La journée a débuté au bureau municipal, où le bourgmestre a planté symboliquement les premiers jeunes plants. La délégation s’est ensuite rendue à l’Institut Technique Agricole et Vétérinaire (ITAV) puis à l’Université Catholique du Graben (UCG/Butembo), où étudiants et personnel ont mis en terre plusieurs arbres sous la supervision de techniciens et d’agronomes.
Avant chaque activité, des sessions pédagogiques ont été organisées pour sensibiliser les participants aux enjeux de la déforestation, du changement climatique, de la biodiversité, ainsi qu’au rôle des institutions de microfinance dans la protection de l’environnement. Alfred Siviri est le point focal de l’ANIMF.
« Lorsque nous parlons de nous unir pour une République démocratique du Congo plus verte et plus prospère, cela signifie simplement que nous devons tous nous engager à planter un arbre. Pourquoi ? Parce que le meilleur moment pour planter un arbre était il y a vingt ans, et le deuxième meilleur moment, c’est aujourd’hui. L’arbre que nous plantons aujourd’hui abritera les oiseaux de demain et produira des fruits pour les générations futures. Notre message est d’encourager toute la population, en ville comme en campagne, à participer à cette activité de plantation d’arbres», a-t-il déclare.

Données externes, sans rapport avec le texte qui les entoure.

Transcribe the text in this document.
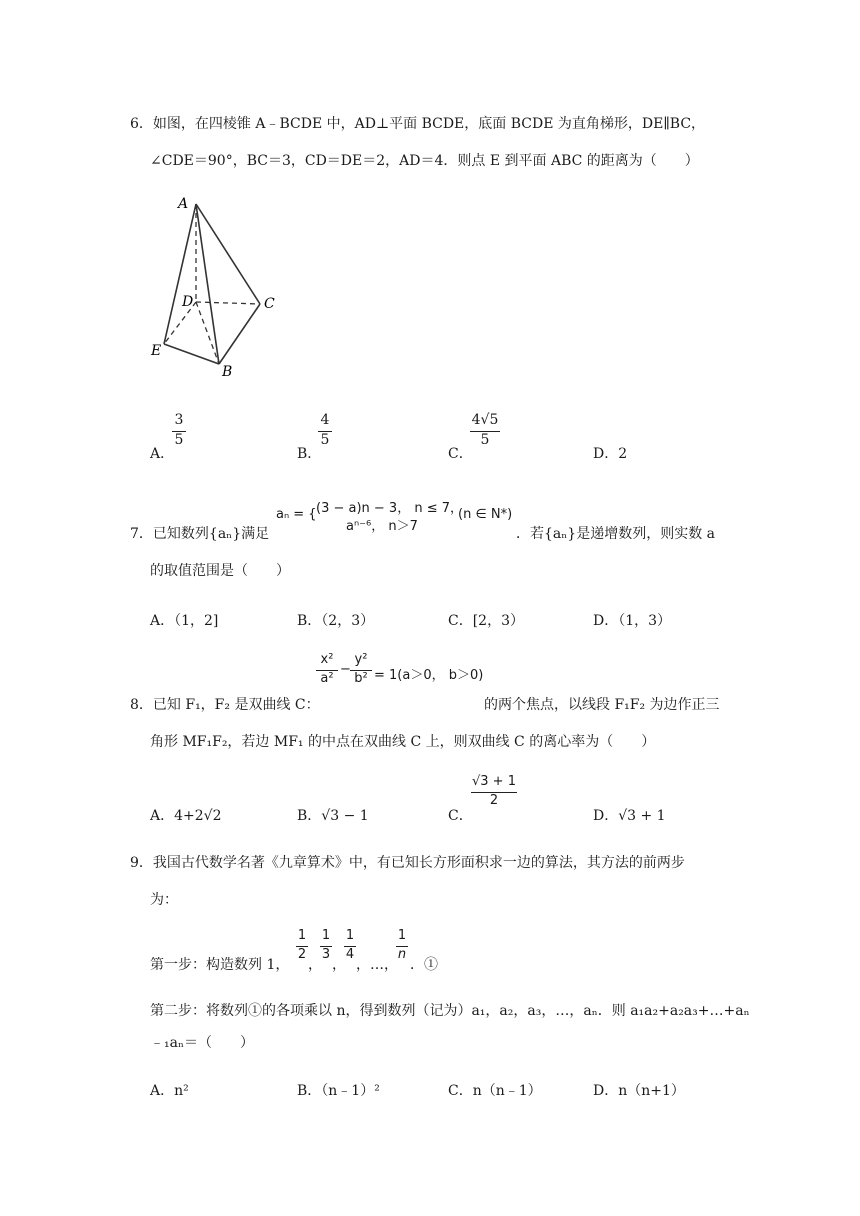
6．如图，在四棱锥 A﹣BCDE 中，AD⊥平面 BCDE，底面 BCDE 为直角梯形，DE∥BC，
∠CDE＝90°，BC＝3，CD＝DE＝2，AD＝4．则点 E 到平面 ABC 的距离为（　　）
A
D	C
E
B
A．
$\frac{3}{5}$
B．
$\frac{4}{5}$
C．
$\frac{4√5}{5}$
D．2
7．已知数列{aₙ}满足
aₙ = { (3 − a)n − 3， n ≤ 7，
aⁿ⁻⁶， n＞7
(n ∈ N*)
．若{aₙ}是递增数列，则实数 a
的取值范围是（　　）
A．（1，2]	B．（2，3）	C．[2，3）	D．（1，3）
8．已知 F₁，F₂ 是双曲线 C：
$\frac{\text{x²}}{\text{a²}} - \frac{\text{y²}}{\text{b²}} = 1(a>0$， b＞0)
的两个焦点，以线段 F₁F₂ 为边作正三
角形 MF₁F₂，若边 MF₁ 的中点在双曲线 C 上，则双曲线 C 的离心率为（　　）
A．4+2√2	B．√3 − 1	C．
$\frac{√3 + 1}{2}$
D．√3 + 1
9．我国古代数学名著《九章算术》中，有已知长方形面积求一边的算法，其方法的前两步
为：
第一步：构造数列 1，
$\frac{1}{2}$
，
$\frac{1}{3}$
，
$\frac{1}{4}$
，…，
$\frac{1}{n}$
．①
第二步：将数列①的各项乘以 n，得到数列（记为）a₁，a₂，a₃，…，aₙ．则 a₁a₂+a₂a₃+…+aₙ
﹣₁aₙ＝（　　）
A．n²	B．（n﹣1）²	C．n（n﹣1）	D．n（n+1）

Cette édition 2025 a permis de sensibiliser plus de 500 jeunes et de planter plus de 1 000 arbres, notamment dans les zones vulnérables comme les têtes d’érosion de la commune de Kimemi. Monsieur Kizito Richard, chef de bureau en charge de l’Environnement, a salué l’initiative.
« Nous vous félicitons pour cette action. À travers ces mots et ce geste symbolique, nous interpellons toute la population de notre commune à planter au moins un arbre par an, car l’arbre est une garantie pour l’avenir : c’est, en quelque sorte, une forme d’épargne», a-t-il mentionné.
À l’UCG, le doyen de la Faculté des Sciences Agronomiques a rappelé que 30 000 plantules avaient déjà été mises en terre il y a six mois sur une portion de la vaste concession universitaire de plus de 350 hectares. Des étudiants, comme Grace Syatimwa, ont profité de l’événement pour mieux comprendre la finance verte.
« Aujourd’hui, nous avons bénéficié des choix judicieux de l’agronome, qui nous a indiqué les espèces adaptées pour protéger le café sur notre site universitaire. Ces arbres sont bénéfiques, car ce sont des légumineuses qui produisent des fruits, fixent l’azote et fertilisent le sol. Grâce à leur abondante floraison, ils favorisent aussi l’apiculture et la production de miel », a-t-elle témoigné.
Pour rappel, depuis 2019, l’ANIMF organise chaque année ces activités afin de promouvoir la microfinance verte et de renforcer la résilience des communautés.